I assume if you have 74 targets that you want to image, they are of varying RA and will come into good positions throughout the year? That being the case you could in theory set up all of them at once in the Robotarget manager and they will be done in turn as they pass through the hour angle constraints that are normal to set. I have to look into it more as I have not used it so far but there is a "West preferred" setting for Robotarget, meaning that if you have two targets which qualify and which have the same scheduler priority set, Voyager will pick the most westerly one first.
As for picking my 1000 of so saturated pixels. My reason for choosing that is to make sure as few stars or bright objects as possible are saturated to white, to preserve star colours if I can.

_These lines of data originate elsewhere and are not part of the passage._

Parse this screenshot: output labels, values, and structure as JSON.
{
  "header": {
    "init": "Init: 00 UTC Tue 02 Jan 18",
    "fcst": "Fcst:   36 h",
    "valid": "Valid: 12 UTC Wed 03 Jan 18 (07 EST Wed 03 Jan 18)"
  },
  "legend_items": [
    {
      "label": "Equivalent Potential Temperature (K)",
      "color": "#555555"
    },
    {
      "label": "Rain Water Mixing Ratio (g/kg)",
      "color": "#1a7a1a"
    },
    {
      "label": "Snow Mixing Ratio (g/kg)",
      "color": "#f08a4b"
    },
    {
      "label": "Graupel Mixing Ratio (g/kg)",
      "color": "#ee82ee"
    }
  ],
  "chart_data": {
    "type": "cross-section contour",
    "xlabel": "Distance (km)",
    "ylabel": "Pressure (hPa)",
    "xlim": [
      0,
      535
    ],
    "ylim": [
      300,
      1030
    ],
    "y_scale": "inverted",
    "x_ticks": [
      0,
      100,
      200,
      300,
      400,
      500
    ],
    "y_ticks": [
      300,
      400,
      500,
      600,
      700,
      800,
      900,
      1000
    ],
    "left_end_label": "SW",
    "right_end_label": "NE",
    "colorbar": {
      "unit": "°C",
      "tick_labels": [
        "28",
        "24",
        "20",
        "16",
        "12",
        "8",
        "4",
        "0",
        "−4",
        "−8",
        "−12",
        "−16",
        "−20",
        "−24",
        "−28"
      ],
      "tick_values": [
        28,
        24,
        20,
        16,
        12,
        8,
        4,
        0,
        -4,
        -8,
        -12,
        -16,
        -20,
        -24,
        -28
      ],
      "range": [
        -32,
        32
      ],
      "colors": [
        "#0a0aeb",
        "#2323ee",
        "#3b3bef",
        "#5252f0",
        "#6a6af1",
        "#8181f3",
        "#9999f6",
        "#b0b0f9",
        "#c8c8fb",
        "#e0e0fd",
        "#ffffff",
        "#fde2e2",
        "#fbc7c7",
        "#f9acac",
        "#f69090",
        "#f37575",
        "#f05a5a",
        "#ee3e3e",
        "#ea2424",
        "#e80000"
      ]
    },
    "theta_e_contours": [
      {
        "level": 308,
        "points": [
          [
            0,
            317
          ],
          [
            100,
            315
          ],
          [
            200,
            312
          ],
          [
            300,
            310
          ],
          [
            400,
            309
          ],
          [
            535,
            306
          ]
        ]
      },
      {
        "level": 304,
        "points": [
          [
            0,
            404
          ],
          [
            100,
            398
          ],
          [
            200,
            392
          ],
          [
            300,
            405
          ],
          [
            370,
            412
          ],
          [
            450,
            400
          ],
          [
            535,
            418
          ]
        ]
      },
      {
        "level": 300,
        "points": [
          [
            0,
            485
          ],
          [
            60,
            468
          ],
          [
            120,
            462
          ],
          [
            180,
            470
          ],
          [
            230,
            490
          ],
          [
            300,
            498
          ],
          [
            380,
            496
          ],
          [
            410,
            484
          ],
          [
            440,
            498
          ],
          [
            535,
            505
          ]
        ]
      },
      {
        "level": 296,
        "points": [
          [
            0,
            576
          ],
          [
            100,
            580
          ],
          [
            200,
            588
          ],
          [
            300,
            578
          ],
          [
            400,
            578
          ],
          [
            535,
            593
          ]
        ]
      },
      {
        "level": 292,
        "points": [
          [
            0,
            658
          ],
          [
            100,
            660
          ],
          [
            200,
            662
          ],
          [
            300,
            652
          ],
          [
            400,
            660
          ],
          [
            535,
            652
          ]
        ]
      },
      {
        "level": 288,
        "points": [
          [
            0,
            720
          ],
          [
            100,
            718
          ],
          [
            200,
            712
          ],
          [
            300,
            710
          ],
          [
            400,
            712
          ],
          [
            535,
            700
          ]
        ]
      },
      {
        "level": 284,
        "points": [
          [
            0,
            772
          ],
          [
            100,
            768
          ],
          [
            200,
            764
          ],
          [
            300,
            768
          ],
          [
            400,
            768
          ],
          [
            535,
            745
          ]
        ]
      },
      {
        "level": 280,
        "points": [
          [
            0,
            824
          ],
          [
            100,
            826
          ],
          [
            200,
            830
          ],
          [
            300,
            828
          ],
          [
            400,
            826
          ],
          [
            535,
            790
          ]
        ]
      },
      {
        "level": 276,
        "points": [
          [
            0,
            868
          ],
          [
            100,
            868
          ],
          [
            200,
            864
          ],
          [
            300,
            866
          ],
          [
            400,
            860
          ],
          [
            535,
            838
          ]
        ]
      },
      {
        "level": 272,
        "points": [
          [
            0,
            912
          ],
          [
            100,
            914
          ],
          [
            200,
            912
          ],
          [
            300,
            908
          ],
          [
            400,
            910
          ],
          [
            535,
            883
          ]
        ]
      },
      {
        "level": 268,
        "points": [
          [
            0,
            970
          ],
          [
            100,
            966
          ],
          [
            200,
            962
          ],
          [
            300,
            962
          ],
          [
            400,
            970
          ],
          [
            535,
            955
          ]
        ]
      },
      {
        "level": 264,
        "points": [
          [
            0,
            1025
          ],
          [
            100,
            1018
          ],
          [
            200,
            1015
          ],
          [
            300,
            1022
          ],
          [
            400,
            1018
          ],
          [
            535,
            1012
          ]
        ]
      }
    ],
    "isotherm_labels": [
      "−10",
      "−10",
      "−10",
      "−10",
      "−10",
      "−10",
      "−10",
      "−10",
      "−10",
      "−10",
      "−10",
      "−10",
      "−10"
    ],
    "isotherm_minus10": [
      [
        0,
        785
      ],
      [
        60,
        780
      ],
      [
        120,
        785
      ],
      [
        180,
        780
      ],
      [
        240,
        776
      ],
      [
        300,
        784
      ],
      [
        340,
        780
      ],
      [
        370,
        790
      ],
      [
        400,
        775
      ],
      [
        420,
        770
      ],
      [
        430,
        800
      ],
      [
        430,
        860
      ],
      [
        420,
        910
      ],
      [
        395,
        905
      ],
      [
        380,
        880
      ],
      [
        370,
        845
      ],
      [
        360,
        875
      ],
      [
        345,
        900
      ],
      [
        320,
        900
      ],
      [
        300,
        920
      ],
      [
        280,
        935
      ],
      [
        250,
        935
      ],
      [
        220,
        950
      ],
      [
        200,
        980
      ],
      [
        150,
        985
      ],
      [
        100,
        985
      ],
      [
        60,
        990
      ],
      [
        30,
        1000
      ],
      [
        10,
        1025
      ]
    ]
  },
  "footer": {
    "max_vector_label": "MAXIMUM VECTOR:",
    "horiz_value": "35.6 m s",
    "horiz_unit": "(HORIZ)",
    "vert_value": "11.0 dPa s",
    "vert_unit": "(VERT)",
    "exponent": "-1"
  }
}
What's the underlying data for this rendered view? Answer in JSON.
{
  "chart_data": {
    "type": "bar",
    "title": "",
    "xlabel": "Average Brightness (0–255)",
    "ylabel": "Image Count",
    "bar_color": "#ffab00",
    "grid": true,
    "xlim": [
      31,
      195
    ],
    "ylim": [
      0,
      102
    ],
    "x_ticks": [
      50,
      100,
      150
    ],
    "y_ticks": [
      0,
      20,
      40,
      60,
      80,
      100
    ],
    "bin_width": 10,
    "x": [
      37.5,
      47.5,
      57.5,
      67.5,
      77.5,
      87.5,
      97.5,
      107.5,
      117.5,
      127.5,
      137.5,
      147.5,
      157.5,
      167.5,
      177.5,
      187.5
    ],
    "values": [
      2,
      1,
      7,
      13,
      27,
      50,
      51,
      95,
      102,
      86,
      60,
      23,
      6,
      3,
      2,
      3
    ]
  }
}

There is an image viewer packaged with Voyager which shows some basic image statistics, such as minimum pixel value (And how many pixels are at it) Mean, median and maximum value (Normally that will be saturated, and how many pixels are at that value, which is where I pull that figure from)
It may get a bit subjective, I recently had to accept a lot more saturated pixels than I normally would due to bright stars near a dim target.
As it happens, in my case a typical LRGB cycle takes about 40 minutes as 120 second exposures seem to work pretty well, but when you can let the scheduler do the work it does not matter too much, if the target passes out of the hour angle limit or fails some other constraint it finishes the running sub and moves on to the next target.